Gerstung et al. presented a global treatment efficacy of different therapeutic strategies by using the three-year mortality reduction after diagnosis, which represented the comparison between receiving allograft in CR1 and salvage allograft after relapse (y-axis), against the three-year mortality with standard chemotherapy only (x-axis), shown in our Fig. 3a (adapted from Fig. 5a in their original paper). We learned from this reproducibility study that asserted causal efficacy was calculated by applying the KBA to the 995 eligible patients. This had naturally led to the question of whether confounding effects were handled appropriately for two reasons. Firstly, the KBA was constructed using 1540 patients, among whom more than 1/3 of the patients were in fact ineligible for allograft. For illustrative purposes, we rebuilt the KBA after restricting it to the 995 patients and summarized the changes in our Fig. 3 and Table 2. Notably, among those who were predicted (by the original KBA) to have a lower 3-year mortality (<40% if receiving standard chemotherapy), the estimated benefits from timely allograft in CR1 disappeared, as indicated by the rebuilt KBA (Fig. 3). This change was also captured in the average survival rates of the Favorable group in Table 2.
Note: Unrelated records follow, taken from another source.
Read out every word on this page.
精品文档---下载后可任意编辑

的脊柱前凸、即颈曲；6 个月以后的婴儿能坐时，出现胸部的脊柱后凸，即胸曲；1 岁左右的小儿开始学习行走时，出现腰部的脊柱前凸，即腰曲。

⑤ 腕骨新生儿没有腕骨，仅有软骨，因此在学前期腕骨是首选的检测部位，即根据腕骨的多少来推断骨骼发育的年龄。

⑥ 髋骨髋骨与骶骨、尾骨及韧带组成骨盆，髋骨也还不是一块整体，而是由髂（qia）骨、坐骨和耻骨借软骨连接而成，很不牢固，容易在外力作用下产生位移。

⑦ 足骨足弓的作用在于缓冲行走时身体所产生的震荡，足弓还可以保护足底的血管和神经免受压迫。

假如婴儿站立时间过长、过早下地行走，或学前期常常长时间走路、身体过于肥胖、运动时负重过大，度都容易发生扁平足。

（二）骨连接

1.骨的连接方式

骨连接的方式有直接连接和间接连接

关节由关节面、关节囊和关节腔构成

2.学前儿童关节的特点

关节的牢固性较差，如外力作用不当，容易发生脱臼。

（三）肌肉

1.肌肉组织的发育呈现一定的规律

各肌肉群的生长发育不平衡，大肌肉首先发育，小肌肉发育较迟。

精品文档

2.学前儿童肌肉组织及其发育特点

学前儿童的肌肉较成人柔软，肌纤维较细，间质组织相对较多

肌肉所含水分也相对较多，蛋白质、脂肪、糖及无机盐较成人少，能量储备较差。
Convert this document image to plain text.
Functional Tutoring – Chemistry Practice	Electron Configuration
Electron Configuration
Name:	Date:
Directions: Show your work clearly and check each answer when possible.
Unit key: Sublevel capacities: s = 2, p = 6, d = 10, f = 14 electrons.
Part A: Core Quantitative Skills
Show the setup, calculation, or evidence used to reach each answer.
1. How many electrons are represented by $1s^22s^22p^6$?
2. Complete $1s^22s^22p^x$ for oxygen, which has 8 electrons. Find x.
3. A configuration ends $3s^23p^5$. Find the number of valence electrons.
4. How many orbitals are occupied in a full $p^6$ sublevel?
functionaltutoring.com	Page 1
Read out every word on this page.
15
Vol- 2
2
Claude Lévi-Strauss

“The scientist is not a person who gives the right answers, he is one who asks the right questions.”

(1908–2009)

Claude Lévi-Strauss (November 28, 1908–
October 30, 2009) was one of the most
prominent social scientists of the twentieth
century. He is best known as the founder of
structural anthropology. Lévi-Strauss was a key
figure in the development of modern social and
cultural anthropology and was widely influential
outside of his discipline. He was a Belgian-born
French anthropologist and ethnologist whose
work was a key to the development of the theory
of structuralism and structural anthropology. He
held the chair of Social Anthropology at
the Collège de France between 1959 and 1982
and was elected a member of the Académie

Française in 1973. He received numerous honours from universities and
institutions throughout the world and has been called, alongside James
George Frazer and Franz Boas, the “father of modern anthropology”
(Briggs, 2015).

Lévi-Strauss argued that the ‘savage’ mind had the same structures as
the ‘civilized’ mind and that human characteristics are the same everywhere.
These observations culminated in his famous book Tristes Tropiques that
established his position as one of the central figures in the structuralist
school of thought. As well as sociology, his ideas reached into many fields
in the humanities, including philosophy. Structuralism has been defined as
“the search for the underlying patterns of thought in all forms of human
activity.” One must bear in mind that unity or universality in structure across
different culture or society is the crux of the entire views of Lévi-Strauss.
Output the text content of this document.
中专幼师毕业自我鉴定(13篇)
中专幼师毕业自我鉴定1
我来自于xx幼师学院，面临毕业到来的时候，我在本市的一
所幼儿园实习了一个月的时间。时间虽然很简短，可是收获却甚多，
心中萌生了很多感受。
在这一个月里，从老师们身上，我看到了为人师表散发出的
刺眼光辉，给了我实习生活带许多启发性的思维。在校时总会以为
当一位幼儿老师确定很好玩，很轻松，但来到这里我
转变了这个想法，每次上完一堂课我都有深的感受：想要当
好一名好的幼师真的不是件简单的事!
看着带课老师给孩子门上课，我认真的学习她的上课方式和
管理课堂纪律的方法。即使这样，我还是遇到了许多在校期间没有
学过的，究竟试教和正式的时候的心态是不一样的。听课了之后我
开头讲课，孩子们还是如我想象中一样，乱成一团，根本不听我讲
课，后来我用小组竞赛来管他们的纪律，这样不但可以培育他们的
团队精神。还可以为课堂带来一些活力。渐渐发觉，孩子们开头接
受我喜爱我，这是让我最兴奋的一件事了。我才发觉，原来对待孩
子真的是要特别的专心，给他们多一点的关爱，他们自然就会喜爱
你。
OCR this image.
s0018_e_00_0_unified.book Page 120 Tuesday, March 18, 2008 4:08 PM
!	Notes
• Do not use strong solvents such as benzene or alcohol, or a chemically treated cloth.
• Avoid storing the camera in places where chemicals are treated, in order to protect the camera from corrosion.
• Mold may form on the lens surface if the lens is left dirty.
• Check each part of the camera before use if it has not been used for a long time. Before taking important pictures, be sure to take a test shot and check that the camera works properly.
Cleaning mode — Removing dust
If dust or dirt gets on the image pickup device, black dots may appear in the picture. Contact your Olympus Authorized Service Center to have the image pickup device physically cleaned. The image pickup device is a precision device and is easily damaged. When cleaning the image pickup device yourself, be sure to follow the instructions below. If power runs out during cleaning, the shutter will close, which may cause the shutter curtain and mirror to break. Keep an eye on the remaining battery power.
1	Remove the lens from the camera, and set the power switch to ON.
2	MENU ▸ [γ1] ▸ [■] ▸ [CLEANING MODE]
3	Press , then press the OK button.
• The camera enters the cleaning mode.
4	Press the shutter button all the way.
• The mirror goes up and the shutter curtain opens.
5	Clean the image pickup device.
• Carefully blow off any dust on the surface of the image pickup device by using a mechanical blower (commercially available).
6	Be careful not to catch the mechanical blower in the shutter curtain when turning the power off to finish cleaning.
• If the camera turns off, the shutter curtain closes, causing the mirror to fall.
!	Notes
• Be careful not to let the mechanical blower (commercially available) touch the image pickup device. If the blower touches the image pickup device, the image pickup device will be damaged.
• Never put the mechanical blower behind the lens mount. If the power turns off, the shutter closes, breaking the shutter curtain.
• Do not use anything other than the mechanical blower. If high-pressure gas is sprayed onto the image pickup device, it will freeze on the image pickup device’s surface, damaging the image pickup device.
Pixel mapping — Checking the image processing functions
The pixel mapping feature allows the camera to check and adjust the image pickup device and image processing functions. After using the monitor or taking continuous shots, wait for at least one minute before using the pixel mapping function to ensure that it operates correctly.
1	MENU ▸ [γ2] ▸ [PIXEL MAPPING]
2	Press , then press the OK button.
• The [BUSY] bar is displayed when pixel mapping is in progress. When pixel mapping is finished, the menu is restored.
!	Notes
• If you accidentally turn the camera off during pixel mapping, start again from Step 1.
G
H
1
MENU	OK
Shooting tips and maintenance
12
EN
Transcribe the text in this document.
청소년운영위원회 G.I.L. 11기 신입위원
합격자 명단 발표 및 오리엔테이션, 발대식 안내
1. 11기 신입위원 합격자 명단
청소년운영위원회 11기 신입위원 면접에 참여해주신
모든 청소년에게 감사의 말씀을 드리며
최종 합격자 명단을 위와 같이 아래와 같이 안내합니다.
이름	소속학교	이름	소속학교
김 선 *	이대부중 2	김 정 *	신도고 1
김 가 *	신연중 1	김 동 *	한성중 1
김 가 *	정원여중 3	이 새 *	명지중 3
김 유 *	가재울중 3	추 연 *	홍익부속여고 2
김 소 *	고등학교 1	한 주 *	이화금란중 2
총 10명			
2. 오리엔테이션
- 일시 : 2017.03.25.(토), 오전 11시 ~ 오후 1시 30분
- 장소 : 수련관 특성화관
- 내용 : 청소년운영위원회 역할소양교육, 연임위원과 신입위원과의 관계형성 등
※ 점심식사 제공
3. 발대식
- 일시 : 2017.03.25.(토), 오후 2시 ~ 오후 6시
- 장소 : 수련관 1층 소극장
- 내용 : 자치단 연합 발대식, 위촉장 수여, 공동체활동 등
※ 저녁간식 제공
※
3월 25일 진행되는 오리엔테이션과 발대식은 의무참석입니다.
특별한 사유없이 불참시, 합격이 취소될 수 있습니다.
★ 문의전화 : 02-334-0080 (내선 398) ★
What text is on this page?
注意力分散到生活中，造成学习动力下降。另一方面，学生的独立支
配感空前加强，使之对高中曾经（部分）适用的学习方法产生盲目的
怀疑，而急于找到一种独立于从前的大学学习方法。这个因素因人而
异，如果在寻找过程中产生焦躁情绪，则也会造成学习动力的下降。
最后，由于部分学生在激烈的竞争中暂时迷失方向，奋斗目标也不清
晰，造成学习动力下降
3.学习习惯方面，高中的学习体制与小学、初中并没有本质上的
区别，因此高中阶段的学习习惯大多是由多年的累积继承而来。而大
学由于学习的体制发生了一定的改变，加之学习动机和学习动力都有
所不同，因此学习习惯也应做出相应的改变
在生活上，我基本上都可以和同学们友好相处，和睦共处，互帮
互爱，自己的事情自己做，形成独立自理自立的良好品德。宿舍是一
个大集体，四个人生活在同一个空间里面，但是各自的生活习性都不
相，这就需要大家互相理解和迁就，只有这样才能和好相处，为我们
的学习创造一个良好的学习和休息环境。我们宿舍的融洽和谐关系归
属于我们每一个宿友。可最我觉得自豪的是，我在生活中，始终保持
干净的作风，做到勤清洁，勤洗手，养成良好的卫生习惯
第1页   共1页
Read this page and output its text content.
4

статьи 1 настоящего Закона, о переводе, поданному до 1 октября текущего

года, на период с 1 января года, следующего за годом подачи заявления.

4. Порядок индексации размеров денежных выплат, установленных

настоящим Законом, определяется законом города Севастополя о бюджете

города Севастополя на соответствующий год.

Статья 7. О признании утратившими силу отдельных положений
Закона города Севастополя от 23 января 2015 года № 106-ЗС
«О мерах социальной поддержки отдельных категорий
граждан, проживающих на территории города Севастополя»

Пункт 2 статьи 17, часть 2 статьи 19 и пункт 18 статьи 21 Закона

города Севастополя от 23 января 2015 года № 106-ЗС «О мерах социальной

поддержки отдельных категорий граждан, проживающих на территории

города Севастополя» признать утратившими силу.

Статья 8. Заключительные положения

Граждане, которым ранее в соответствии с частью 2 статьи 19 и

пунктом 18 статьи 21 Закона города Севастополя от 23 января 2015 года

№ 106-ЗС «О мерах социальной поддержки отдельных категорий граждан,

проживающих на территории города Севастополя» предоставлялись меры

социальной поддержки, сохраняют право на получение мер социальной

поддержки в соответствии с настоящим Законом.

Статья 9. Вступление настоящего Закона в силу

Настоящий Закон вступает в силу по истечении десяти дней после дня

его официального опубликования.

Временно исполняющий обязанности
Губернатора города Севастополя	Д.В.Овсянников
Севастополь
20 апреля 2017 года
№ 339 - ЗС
Secondly, the KBA was developed for predictive purposes, in that the algorithm was trained and assessed empirically based on their predictive performance without a priori clinical information, hence was ill-suited to address the population-level treatment efficacy, which was, in essence, a causal question where the theoretical causal structure and confounding effects should be taken into account – this has a profound impact on each step of the modeling process. This topic is already beyond the scope of our study and has been elaborated in full detail by Shmueli (2010).